Пройдя пастбище, Андр перебрался через трясину. Так легко и свободно он давно себя не чувствовал. Встретился с хорошим другом, к тому же сыном землевладельца, не гордым, ничем не походившим на бривиньского Ешку, который ходил в полосатой фуражке, высоко задрав голову, и делал вид, что никого не видит.

А в кармане три конфетки, которые друг попросил отнести; это важное поручение — знак дружбы и особого доверия! Андр шагал выпятив грудь, возбужденный и радостный.

Солнце уже коснулось верхушек лапсенской рощи, когда он остановился на горе у дуба. Бурый горностай с белыми пятнышками по бокам прошмыгнул в кучу кольев и жердей, припасенных для просушки льняного семени, и, высунув оттуда мордочку, смотрел бегающими блестящими глазками. Аист наверху тихо щелкал клювом, беседуя с женой, и хлопотал вокруг своего гнезда: двое детей подросли, очевидно необходимо расширить жилье. Светлые и темные пятна бривиньских полей простирались вниз по склону. На спилвском лугу яркая желтизна лютиков скоро закроет всю зелень; на другой половине луга, по краю острова, пылали красные пятна смолки. Рожь отца казалась несколько буроватой и густо заросла метлицей. Сквозь молодую, зелень овсяного поля еще проглядывала серая вспаханная земля.

Но Андр покачал головой, отгоняя неприятные мысли. Земля такая зеленая, жизнь такая широкая; палец, перевязанный белой тряпочкой, почти не болел, скоро совсем заживет, и шутя можно будет поднимать вилы с навозом… Лето еще только начиналось, до осенней слякоти далеко, деньги у хозяина почти не тронуты — можно будет сапоги справить, если только у отца не будет особой нужды… С Юрьева дня он лелеял эту мечту, только говорить о ней никому не решался…

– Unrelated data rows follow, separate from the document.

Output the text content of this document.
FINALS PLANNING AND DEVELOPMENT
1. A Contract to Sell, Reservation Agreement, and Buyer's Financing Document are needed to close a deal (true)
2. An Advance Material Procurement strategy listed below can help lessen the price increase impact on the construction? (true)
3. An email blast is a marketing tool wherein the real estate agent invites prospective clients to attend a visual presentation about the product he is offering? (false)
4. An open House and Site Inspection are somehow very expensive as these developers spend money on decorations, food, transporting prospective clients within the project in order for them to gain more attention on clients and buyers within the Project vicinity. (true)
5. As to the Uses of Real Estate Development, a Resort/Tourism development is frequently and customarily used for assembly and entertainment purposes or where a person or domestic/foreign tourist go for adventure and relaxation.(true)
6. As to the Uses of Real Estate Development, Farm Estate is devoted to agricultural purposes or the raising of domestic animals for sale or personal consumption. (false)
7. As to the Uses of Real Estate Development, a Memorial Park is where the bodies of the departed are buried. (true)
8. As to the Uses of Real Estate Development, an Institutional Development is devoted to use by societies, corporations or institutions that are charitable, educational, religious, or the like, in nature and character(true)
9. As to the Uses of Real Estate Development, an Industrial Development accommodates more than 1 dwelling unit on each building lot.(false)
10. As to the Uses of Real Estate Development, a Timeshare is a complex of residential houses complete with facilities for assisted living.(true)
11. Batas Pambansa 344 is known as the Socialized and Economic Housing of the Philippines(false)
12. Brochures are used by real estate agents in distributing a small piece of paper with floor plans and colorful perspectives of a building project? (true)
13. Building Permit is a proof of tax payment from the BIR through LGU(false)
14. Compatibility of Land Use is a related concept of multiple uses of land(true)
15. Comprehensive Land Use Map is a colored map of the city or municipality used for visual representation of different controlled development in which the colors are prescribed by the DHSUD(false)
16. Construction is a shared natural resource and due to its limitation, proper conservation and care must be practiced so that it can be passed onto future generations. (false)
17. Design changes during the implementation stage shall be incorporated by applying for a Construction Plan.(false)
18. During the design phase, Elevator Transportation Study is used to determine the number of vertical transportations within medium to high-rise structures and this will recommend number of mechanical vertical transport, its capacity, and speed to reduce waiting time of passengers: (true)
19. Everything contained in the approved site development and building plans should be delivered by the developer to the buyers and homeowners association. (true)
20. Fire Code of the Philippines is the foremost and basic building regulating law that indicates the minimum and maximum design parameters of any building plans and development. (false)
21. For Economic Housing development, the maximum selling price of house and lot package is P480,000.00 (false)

Перейдя мостик через ручей, он взобрался на другую гору и глубоко вздохнул. Хотя настоящее было не такое, как хотелось, зато будущее сулило столько хорошего и неожиданного, что хотелось смеяться. Лаура только что вышла из дома и свернула к калитке цветника, ее гладкие черные волосы блеснули на солнце рыжеватым отливом.

Словно услышав зов, Лиена выглянула из клети. Уже издали был заметен лукавый вид Андра. Широко улыбаясь, он подмигнул ей, долго засовывал руку в карман пиджака, еще медленнее вытаскивал. Она не могла дождаться, даже ногой притопнула.

— Ну, показывай скорей, увалень этакий!

Андр торжественно протянул горсть, но не раскрыл полностью до тех пор, пока содержимое не перешло в руку Лиены.

— Это он просил передать тебе. Мы встретились с ним у Вайнелей и шли вместе до рощи Карлсонов.

Кто был он — Лиене говорить не нужно. От счастья она так покраснела, что слезы набежали на глаза. Андр не смеялся над ней, ведь Карл ему близкий приятель, и от всего сердца они желали добра друг другу. Андр был счастлив и гордился тем, что ему они доверили свою тайну. Карл тоже не назвал ее по имени.

«Это передай ей… скажи — от меня» — так он сказал.

Катыня и Пичук — тут как тут, ловили его за брюки: «И мне! И мне!» От этих волчат другого и не услышишь. Он сделал страшное лицо, чтобы напугать их, но они все равно не отставали.